Question

Annotation with de novo or genome guided transcriptome assembly

1

Entering edit mode

6.0 years ago

EarlyEvol ▴ 30

Hi all,

This might be pretty inconsequential in the end but should I use a de novo or genome guided transcriptome assembly to feed into an annotation pipeline (funannotate)? It seems to me like the trade-off is accuracy vs independence of evidence. Genome guided might be more accurate, but a little redundant because RNA-seq reads are mapped to the genome to create this assembly and mapping is used directly as evidence too.
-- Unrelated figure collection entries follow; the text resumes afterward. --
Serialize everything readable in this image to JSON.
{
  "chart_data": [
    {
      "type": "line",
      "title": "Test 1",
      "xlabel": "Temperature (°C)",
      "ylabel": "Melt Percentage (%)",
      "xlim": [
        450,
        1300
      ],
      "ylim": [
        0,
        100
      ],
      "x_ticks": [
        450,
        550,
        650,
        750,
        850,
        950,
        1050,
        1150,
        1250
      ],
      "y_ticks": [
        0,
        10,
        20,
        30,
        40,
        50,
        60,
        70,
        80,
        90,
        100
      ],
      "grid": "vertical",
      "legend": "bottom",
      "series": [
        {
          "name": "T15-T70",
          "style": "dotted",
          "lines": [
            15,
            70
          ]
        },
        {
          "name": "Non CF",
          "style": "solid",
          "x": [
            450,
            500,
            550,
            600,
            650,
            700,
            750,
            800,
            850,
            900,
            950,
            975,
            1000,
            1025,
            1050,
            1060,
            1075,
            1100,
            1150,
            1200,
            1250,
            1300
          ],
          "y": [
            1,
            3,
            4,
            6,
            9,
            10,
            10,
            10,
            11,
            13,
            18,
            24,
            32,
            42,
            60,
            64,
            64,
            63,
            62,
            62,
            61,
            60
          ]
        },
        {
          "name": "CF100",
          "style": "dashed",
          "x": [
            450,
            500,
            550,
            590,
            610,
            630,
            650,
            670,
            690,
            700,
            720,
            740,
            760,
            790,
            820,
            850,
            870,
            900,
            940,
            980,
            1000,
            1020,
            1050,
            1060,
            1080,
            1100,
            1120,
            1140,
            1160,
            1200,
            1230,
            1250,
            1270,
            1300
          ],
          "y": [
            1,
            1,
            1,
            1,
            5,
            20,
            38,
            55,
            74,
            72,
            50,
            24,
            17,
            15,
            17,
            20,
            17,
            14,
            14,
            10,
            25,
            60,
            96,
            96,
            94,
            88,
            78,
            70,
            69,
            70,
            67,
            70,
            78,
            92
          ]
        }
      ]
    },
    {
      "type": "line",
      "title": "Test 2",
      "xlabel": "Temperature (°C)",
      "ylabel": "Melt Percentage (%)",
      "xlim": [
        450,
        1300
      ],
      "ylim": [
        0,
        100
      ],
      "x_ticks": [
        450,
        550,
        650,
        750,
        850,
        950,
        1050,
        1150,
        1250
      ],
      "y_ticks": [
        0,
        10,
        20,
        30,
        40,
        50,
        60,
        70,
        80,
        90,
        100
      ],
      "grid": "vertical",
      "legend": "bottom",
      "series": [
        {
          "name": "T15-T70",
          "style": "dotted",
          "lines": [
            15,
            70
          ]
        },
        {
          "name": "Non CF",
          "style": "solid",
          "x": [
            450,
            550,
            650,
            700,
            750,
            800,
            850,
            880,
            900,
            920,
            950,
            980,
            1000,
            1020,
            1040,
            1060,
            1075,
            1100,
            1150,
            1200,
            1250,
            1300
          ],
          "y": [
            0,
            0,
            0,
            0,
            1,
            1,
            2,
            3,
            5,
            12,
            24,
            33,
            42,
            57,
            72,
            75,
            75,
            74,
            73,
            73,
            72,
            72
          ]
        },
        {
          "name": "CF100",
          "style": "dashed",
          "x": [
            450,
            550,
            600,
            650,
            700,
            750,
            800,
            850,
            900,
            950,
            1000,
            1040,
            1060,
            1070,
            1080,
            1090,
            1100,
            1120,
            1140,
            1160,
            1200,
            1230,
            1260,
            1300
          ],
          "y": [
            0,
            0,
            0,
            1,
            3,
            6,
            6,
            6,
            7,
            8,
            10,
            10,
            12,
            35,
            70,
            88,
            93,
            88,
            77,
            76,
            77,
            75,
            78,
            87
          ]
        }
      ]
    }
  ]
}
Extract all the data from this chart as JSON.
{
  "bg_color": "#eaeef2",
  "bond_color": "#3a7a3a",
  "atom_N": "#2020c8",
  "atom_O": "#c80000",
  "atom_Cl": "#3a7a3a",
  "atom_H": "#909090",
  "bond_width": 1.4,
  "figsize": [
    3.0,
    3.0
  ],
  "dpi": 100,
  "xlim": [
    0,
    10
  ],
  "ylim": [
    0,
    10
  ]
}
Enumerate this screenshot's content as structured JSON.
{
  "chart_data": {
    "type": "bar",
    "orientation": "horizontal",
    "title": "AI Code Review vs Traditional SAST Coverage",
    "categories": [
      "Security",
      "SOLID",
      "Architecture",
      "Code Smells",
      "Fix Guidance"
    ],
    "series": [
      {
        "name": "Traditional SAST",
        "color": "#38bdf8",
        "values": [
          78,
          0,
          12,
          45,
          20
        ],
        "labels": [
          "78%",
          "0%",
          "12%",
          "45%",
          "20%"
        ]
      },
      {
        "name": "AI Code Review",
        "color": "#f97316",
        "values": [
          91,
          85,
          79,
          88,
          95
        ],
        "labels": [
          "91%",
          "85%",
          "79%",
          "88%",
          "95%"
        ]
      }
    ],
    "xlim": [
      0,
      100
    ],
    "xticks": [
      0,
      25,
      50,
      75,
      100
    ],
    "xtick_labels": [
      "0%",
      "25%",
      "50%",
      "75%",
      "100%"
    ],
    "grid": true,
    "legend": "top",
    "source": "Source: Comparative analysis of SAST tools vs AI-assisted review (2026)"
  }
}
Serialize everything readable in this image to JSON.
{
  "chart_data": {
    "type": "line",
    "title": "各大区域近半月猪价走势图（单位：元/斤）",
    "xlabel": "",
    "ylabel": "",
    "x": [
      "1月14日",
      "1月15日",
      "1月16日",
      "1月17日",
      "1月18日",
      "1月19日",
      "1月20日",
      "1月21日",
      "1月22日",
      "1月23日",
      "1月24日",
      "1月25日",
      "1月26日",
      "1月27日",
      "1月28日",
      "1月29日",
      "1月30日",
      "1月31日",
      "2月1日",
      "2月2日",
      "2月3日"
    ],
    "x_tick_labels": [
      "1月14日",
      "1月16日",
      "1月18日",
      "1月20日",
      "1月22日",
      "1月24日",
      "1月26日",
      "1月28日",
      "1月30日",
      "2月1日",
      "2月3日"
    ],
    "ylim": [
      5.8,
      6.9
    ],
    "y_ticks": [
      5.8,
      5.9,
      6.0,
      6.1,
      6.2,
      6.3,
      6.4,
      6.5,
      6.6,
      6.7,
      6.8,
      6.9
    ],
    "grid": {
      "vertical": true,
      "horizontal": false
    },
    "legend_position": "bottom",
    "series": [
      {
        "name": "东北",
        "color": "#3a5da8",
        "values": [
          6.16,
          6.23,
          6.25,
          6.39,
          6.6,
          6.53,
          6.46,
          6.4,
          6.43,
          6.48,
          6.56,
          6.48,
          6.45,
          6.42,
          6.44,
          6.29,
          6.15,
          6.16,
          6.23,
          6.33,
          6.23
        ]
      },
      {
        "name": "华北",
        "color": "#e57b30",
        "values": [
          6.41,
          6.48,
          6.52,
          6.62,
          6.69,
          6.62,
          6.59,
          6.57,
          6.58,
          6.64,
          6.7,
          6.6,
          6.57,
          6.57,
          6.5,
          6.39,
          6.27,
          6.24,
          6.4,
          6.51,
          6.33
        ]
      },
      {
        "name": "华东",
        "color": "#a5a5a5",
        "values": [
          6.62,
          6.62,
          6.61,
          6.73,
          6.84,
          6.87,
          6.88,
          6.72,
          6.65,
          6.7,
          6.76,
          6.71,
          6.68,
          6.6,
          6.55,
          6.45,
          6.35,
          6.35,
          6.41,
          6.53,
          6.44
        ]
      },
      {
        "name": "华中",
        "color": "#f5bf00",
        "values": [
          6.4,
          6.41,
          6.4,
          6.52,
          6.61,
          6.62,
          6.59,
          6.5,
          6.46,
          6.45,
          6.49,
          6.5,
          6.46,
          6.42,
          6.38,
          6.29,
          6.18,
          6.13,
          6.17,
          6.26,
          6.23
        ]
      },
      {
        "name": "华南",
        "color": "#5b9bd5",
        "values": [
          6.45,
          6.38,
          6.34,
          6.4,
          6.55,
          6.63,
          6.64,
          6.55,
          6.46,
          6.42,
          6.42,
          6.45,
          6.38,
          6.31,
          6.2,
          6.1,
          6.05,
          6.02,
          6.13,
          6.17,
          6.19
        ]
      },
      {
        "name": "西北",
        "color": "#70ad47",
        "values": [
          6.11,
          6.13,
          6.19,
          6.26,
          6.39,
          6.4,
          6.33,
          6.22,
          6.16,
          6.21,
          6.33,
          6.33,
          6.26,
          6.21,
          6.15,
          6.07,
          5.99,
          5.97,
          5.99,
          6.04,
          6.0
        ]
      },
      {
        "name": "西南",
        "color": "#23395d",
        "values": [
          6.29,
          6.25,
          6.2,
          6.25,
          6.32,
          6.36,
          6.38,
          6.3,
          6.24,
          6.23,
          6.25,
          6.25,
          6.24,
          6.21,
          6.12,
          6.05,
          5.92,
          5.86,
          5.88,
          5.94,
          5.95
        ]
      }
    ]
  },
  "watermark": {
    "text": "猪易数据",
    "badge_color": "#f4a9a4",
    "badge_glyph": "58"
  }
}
De novo assembly is more error prone yet is completely independent of genome structure.

One thing that might change the answer is that i'm really interested in gene paralogs, which Trinity's genome guided approach is (reportedly) better at identifying.

This probably falls into the category of over optimization, but I would like to get someone else's take on it for sanity (and knowledge).

Thanks, Earl

RNA-Seq Assembly Trinity annotation funannotate • 2.2k views

ADD COMMENT • link updated 6.0 years ago by h.mon 35k • written 6.0 years ago by EarlyEvol ▴ 30

score 0 · Answer 1 · 2018-11-16

If you have RNAseq data and pass it to funannotate predict, it will do genome-guided assembly for you (and parse results, etc). From the manual:

funannotate train

In order to use this script you will need RNA-seq data from the genome you are annotating, if you don't have RNA-seq data then funannotate predict will train Augustus during runtime. This script is a wrapper for genome-guided Trinity RNA-seq assembly followed by PASA assembly. These methods will generate the input data to funannotate predict, i.e. coord-sorted BAM alignments, trinity transcripts, and high quality PASA GFF3 annotation. This script unfortunately has lots of dependencies that include Hisat2, Trinity, Samtools, Fasta, GMAP, Blat, MySQL, PASA, and RapMap. The $PASAHOME and $TRINITYHOME environmental variables need to be set or passed at runtime.

Thankfully, MySQL is not needed, funannotate can use SQLite.

My experience is funannotate will find more genes with the genome-guided assembly, compared to de novo assembly and mapping of the transcripts.